Wie sehr Matthäus auch die bereits zuvor betrachtete Erzählung von der ‚Heilung der verdorrten Hand am Sabbat‘ (Mk 3,1-6, bei Mt 12,9-14, s. S. 13ff) ‚entschärft‘ hat, soll nun hier, nachdem die gleiche Vorgehensweise an der Ähren-Erzählung deutlich sichtbar geworden ist, nachgetragen werden: Bei Markus war der ‚dramaturgische‘ Höhepunkt der Erzählung jener Satz Jesu in der Mitte der Geschichte gewesen: „Und er spricht zu dem Mann, der die verdorrte Hand hatte: ‚Steh auf, tritt in die Mitte!‘“ Eben diesen Satz lässt Matthäus weg.
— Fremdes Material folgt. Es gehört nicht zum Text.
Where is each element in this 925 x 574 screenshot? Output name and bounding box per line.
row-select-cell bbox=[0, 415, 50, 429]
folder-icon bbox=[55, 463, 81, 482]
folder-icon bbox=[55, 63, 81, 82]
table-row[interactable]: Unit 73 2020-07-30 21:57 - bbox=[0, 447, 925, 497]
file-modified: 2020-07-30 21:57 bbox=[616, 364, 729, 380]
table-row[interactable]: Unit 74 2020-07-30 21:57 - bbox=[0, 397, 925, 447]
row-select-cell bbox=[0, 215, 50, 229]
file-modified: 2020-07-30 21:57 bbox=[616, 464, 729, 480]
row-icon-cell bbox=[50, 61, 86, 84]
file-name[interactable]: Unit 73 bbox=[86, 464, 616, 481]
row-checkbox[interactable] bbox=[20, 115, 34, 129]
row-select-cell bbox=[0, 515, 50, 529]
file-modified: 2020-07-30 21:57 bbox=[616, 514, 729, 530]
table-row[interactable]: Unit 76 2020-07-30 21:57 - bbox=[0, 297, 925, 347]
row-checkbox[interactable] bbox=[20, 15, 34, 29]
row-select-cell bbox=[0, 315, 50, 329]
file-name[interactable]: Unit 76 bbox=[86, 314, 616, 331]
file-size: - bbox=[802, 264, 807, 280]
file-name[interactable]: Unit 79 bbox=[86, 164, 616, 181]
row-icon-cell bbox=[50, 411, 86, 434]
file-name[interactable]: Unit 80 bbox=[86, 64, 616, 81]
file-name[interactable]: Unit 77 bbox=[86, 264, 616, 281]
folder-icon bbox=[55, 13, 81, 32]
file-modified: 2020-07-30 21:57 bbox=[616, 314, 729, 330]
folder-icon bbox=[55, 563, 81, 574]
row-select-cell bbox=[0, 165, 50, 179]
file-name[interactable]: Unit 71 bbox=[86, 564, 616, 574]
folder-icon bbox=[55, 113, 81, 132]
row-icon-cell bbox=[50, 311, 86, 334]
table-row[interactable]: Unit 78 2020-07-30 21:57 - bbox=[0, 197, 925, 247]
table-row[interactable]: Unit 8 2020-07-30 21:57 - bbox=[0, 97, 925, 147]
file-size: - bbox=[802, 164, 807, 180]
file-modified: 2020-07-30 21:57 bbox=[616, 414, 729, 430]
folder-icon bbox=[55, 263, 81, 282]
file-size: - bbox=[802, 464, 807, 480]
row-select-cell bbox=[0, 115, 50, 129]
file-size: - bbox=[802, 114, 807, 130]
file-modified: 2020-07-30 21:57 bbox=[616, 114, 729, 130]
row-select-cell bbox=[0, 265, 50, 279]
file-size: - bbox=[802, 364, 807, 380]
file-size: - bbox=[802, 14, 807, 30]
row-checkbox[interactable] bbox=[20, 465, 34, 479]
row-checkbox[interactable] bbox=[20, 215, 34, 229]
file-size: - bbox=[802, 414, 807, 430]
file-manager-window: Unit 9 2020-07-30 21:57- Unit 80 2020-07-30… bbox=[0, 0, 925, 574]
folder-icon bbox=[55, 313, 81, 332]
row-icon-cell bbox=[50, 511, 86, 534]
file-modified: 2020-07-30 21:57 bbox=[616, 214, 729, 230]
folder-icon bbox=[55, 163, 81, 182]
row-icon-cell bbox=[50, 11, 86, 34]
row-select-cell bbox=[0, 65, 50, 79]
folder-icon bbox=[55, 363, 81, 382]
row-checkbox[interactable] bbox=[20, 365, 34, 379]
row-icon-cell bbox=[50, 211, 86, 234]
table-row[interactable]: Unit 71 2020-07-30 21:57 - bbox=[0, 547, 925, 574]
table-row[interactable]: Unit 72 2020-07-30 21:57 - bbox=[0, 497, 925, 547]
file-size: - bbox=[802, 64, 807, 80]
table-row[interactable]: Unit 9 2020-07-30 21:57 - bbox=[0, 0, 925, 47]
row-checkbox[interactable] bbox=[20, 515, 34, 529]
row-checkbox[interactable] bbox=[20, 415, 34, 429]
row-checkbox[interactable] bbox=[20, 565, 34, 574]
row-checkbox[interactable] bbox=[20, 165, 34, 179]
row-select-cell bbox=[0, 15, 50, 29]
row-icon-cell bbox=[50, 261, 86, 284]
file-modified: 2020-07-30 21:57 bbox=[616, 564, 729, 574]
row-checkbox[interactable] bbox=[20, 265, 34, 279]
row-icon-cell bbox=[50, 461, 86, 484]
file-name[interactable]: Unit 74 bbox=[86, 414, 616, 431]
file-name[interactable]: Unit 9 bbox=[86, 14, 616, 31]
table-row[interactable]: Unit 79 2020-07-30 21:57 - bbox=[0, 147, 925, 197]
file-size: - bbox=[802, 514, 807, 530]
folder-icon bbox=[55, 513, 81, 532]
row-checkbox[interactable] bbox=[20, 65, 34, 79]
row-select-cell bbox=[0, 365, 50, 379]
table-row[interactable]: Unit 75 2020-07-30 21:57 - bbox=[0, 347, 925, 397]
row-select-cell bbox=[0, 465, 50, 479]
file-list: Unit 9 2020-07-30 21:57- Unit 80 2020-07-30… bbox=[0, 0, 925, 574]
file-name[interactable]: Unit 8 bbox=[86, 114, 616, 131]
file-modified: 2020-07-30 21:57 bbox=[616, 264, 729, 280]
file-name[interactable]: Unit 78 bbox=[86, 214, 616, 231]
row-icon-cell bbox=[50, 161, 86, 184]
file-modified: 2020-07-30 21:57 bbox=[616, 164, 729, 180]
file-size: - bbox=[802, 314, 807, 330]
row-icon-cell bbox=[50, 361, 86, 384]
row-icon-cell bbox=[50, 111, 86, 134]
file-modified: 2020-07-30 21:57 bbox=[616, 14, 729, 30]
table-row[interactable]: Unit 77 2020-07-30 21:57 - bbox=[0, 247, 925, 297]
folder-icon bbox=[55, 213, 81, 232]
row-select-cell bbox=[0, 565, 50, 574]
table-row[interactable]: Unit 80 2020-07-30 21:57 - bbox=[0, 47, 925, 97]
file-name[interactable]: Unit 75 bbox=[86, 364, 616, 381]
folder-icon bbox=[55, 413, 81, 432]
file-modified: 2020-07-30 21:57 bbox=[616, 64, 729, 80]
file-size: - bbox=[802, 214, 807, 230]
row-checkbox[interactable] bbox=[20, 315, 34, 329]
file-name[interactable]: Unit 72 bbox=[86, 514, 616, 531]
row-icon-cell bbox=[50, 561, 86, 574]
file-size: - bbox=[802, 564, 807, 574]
Was bei Markus eine Demonstration war, eine zu erteilende Lektion, eine Vorwärtsverteidigung Jesu, wird bei Matthäus zurückgestutzt auf ein konventionelles Fachgespräch wie unter Rabbinen; denn anstelle des gelöschten Satzes fügt Matthäus ein: „11 Er aber sprach zu ihnen: wer unter euch würde ein Mensch sein, der ein Schaf hätte, und wenn dieses am Sabbat in eine Grube fiele, es nicht packen und herausziehen würde? 12 Um wie viel nun unterscheidet sich ein Mensch von einem Schaf. Folglich ist es erlaubt, am Sabbat auf gute Weise zu handeln.“ Der letzte Halbvers ersetzt bei Matthäus die bei Markus stehende Passage: „Ist es erlaubt, am Sabbat Gutes zu tun oder Böses zu tun, Leben zu erhalten oder zu töten? Sie aber schwiegen stille. Und sie ringsum anblickend mit Zorn, sehr betrübt über die Verhärtung ihres Herzens …“ – Matthäus nimmt den Markus-Text erst wieder auf mit dem Satz, der nicht mehr zum ‚Streitgespräch‘ gehört, sondern schon zur Wunderheilung: „Dann sagt er zu dem Menschen: Strecke deine Hand aus …“. Es ist deutlich: Matthäus (der nicht nur hier, sondern durchweg, an vielen Stellen ersichtlich, die große Gesetzesfreiheit Jesu nicht vermitteln kann und will) stellt die grundsätzlich und unversöhnlich andere Position Jesu in der Gesetzesfrage wie einen Beitrag zu einer Diskussion unter Fachleuten dar, denen die nach Art der Rabbinen vorgetragene Meinung Jesu mit etwas gutem Willen durchaus als zustimmungsfähig erscheinen könnte. Bei Markus sprengt Jesus das überkommene System, bei Matthäus diskutiert er innerhalb des Systems.